Se mi credo un essere finito e limitato nel tempo avrò sempre paura della morte come dell’incerta vita. Se raggiungerò il Mare, invece, conoscerò il Vero Me Stesso. Non sarò più un fiume che scorre isolato nel tempo, destinato a finire la sua corsa; sarò la fusione con l’Oceano di Beatitudine che vivrà per sempre, al di là delle forme e dello spazio. Ma come potermi fondere in quell’Oceano Divino?
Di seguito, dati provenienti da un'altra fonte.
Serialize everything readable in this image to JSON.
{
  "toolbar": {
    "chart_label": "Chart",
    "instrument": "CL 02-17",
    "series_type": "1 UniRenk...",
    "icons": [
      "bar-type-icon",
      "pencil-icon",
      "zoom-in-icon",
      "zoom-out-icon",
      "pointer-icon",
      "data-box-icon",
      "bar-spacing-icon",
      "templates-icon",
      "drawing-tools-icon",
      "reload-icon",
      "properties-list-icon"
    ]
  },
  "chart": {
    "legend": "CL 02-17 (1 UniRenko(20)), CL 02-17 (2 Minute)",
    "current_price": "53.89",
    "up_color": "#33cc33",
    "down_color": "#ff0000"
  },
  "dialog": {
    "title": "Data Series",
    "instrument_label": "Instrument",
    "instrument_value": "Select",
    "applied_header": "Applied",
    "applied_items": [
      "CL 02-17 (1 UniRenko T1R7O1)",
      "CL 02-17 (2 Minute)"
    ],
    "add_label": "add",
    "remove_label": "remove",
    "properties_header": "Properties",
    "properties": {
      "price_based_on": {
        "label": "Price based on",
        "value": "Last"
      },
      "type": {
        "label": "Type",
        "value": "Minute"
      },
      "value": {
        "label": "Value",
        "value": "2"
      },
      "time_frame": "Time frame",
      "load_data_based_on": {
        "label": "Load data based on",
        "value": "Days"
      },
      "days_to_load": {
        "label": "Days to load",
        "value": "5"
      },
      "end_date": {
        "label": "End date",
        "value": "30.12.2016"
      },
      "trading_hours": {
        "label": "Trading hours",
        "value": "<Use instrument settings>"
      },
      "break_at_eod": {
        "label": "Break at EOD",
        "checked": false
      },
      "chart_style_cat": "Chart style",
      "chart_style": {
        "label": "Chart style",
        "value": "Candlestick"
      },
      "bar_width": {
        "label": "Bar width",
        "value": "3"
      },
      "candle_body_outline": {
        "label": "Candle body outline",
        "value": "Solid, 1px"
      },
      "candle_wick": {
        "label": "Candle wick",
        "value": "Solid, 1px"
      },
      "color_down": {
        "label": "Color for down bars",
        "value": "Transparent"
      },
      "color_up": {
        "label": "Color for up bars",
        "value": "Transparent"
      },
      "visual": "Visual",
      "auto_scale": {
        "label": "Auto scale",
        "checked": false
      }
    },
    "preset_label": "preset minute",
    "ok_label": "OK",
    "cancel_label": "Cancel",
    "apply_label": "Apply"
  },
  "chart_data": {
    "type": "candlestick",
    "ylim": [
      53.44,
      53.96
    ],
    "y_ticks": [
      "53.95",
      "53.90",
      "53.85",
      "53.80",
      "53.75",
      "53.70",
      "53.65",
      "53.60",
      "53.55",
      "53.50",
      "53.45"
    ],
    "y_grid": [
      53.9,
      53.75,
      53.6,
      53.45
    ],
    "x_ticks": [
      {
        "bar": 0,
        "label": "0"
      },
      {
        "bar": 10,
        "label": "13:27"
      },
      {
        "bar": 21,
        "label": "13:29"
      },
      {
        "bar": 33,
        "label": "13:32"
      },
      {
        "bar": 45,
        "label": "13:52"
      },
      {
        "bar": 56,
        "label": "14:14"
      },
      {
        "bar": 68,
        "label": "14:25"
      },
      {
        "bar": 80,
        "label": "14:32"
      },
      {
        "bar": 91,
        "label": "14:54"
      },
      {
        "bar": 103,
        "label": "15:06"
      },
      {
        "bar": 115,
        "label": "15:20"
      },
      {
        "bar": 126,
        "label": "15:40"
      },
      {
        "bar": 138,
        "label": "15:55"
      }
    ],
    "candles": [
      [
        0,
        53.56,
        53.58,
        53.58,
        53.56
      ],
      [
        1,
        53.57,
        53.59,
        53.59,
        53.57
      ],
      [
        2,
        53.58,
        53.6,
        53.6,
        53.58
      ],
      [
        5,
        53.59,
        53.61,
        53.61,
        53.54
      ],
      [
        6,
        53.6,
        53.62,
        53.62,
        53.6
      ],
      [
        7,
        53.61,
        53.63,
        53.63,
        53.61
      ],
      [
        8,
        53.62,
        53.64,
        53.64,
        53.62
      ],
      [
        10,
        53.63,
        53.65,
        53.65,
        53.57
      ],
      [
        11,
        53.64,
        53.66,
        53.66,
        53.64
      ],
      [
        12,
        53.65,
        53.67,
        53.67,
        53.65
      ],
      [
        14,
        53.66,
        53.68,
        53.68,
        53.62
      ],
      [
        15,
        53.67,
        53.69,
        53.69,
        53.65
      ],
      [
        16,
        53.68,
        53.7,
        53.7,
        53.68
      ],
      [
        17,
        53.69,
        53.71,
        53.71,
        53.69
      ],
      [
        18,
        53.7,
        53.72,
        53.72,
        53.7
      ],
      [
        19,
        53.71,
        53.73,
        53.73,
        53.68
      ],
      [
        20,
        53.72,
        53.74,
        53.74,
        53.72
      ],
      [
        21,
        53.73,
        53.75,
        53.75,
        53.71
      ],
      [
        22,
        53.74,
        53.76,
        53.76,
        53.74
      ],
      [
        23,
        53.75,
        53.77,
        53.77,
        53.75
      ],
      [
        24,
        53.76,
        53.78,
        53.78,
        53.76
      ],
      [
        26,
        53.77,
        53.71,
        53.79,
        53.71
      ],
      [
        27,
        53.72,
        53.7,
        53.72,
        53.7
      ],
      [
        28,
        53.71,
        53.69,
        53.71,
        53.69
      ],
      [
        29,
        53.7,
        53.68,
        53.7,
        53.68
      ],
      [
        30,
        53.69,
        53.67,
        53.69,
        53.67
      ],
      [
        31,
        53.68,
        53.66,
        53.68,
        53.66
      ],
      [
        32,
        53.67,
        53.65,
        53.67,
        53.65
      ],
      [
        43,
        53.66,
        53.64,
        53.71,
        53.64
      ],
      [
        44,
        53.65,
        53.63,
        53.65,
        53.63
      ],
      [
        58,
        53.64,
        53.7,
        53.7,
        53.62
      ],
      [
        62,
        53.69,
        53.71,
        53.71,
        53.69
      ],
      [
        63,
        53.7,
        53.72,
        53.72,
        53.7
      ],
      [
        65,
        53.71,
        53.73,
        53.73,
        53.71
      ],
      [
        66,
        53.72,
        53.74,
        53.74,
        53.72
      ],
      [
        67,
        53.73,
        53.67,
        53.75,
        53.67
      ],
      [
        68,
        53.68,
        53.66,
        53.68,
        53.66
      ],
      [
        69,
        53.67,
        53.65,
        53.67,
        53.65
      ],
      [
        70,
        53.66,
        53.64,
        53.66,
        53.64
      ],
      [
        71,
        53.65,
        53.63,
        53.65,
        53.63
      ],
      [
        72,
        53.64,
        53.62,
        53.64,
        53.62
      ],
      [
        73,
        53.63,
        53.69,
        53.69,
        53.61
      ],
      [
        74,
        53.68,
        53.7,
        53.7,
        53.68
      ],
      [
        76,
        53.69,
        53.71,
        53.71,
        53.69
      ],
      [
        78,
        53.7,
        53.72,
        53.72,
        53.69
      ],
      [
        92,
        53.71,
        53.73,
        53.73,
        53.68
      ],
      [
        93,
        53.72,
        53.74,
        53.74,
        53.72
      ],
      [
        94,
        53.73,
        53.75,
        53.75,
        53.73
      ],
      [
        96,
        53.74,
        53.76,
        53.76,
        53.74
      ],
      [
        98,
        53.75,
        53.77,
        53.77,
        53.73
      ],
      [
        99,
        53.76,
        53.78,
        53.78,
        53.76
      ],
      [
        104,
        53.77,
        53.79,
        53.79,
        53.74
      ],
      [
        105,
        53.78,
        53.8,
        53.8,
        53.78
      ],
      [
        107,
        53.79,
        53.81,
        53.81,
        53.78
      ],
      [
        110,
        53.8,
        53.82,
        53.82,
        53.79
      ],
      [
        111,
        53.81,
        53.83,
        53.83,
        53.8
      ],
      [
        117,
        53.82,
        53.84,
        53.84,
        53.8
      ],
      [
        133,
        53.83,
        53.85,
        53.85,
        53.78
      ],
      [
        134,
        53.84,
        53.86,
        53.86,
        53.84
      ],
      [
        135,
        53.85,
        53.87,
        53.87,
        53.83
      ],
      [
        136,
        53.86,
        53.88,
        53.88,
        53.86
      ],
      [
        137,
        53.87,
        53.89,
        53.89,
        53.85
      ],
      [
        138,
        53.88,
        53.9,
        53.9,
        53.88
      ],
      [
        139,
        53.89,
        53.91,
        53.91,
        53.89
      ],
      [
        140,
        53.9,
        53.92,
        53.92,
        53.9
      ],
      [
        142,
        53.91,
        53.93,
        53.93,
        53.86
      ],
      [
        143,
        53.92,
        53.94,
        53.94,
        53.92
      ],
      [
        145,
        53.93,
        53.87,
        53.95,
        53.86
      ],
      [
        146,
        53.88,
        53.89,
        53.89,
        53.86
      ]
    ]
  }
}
Rinunciando ad essere fiume, annullando
il piccolo io individuale per potermi immergere nell’immensa vastità del Tutto.
𝐎𝐥𝐢𝐬𝐦𝐨 𝐞̀ 𝐚𝐠𝐢𝐫𝐞 𝐩𝐞𝐫 𝐮𝐧 𝐛𝐞𝐧𝐞 𝐜𝐨𝐦𝐮𝐧𝐞, 𝐜𝐨𝐦𝐩𝐢𝐞𝐫𝐞 𝐮𝐧’𝐚𝐳𝐢𝐨𝐧𝐞 𝐜𝐡𝐞 𝐯𝐚𝐝𝐚 𝐚 𝐛𝐞𝐧𝐞𝐟𝐢𝐜𝐢𝐨 𝐝𝐢 𝐭𝐮𝐭𝐭𝐚 𝐥𝐚 𝐬𝐨𝐜𝐢𝐞𝐭𝐚̀ 𝐞 𝐧𝐨𝐧 𝐝𝐞𝐥 𝐬𝐢𝐧𝐠𝐨𝐥𝐨.
È difficile cogliere la cultura orientale partendo dal nostro punto di vista, se non a scapito di gravi errori ermeneutici; del resto, abbracciare le Filosofie Orientali non significa rigettare le nostre radici poiché, in ogni caso, non si può prescindere dalla costituzione psichica culturale prettamente occidentale.
Per un inconscio intriso di simboli e miti tipicamente occidentali, la
definizione più precisa e pertinente di olismo oggi potrebbe essere
integrazione, laddove per integrazione si intenda accogliere la parte mancante e assimilarla per giungere, attraverso l’unione di due culture, a una completezza, una visione più ampia e integrale dell’universo.